The American Veterinary Medical Assn. “is working with the IRS and Congress to explore all options to improve tax provisions impacting veterinary medication,” said Kent McClure, the group’s chief government relations officer.
“Consulting” and “brokerage” are two catchall terms that could ensnare many unsuspecting businesses. The function of a consultant is to give advice. So how does the IRS legally distinguish a management consultant, who advises a CEO on restructuring, from a tattoo artist who tells you what might look good on your shoulder?
“What does it mean to be a broker? It could be very narrow or it could be big,” said Troy Lewis, a CPA and professor at Brigham Young University who chairs an American Institute of CPAs task force on the topic. “There are a lot of people who are in the information business, who get paid to put two people together.”
Reputation or skill
Just as puzzling to tax advisors is another phrase in the law. Any firms where the “principal asset” is the “reputation or skill of one or more employees or owners” are also excluded by the law as service businesses.
This makes many businesses nervous. Contractors, for example, can live and die based on their reputations.
For “a lot of the big names in construction, it’s their name that is the company,” said Matt Turkstra of the Associated General Contractors of America, which represents more than 27,000 firms in the construction business. The law’s wording on reputation and skill is “broad enough that it could be concerning if it was taken out of the context,” he said.
What does the law mean, Lewis asks, for businesses that advertise their skill or reputation? If you brag you’re the “best baker in the tri-city area,” will the IRS use those claims against you? Will restaurants owned by celebrity chefs get taxed differently from other restaurants?
‘One big problem’
Tax professionals are poring over old IRS regulations and rulings looking for clues. Lobbyists aren’t consultants, according to a 1988 IRS memo. Another obscure regulation tries to distinguish brokers, consultants and salespeople based on how they get paid.

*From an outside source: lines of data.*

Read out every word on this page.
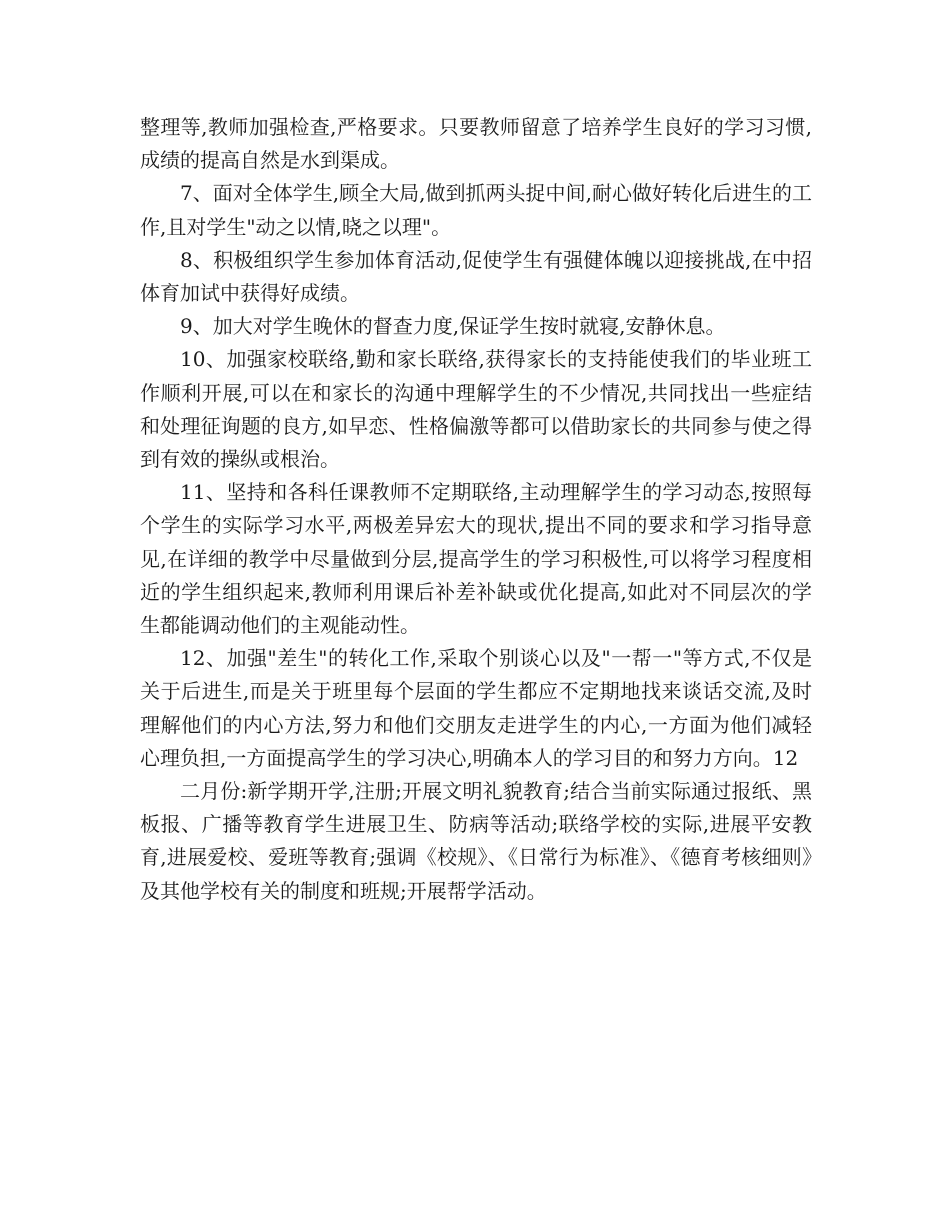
整理等,教师加强检查,严格要求。只要教师留意了培养学生良好的学习习惯,成绩的提高自然是水到渠成。

7、面对全体学生,顾全大局,做到抓两头捉中间,耐心做好转化后进生的工作,且对学生"动之以情,晓之以理"。

8、积极组织学生参加体育活动,促使学生有强健体魄以迎接挑战,在中招体育加试中获得好成绩。

9、加大对学生晚休的督查力度,保证学生按时就寝,安静休息。

10、加强家校联络,勤和家长联络,获得家长的支持能使我们的毕业班工作顺利开展,可以在和家长的沟通中理解学生的不少情况,共同找出一些症结和处理征询题的良方,如早恋、性格偏激等都可以借助家长的共同参与使之得到有效的操纵或根治。

11、坚持和各科任课教师不定期联络,主动理解学生的学习动态,按照每个学生的实际学习水平,两极差异宏大的现状,提出不同的要求和学习指导意见,在详细的教学中尽量做到分层,提高学生的学习积极性,可以将学习程度相近的学生组织起来,教师利用课后补差补缺或优化提高,如此对不同层次的学生都能调动他们的主观能动性。

12、加强"差生"的转化工作,采取个别谈心以及"一帮一"等方式,不仅是关于后进生,而是关于班里每个层面的学生都应不定期地找来谈话交流,及时理解他们的内心方法,努力和他们交朋友走进学生的内心,一方面为他们减轻心理负担,一方面提高学生的学习决心,明确本人的学习目的和努力方向。12

二月份:新学期开学,注册;开展文明礼貌教育;结合当前实际通过报纸、黑板报、广播等教育学生进展卫生、防病等活动;联络学校的实际,进展平安教育,进展爱校、爱班等教育;强调《校规》、《日常行为标准》、《德育考核细则》及其他学校有关的制度和班规;开展帮学活动。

The final version of the bill took “engineers and architects” off the list of service professionals. Professions like interior decorators and designers could be caught up in disputes over whether they’re more like architects or consultants.
“You can see how fine the line is,” said Megan Lisa Jones, a tax attorney at Clark & Trevithick in Los Angeles. “The IRS can decide one thing and the court can decide another.” Individual IRS examiners could end up disagreeing with each other, she said.
Even some defenders of the tax overhaul find fault with the pass-through provision.
University of Michigan law professor Reuven Avi-Yonah said in a recent paper that he supports most of the tax law’s provisions such as the doubling of the standard deduction, reduced corporate tax rate and international changes.
But he cited the pass-through deduction as the “one big problem” that creates “an unworkable, unadministrable mess.”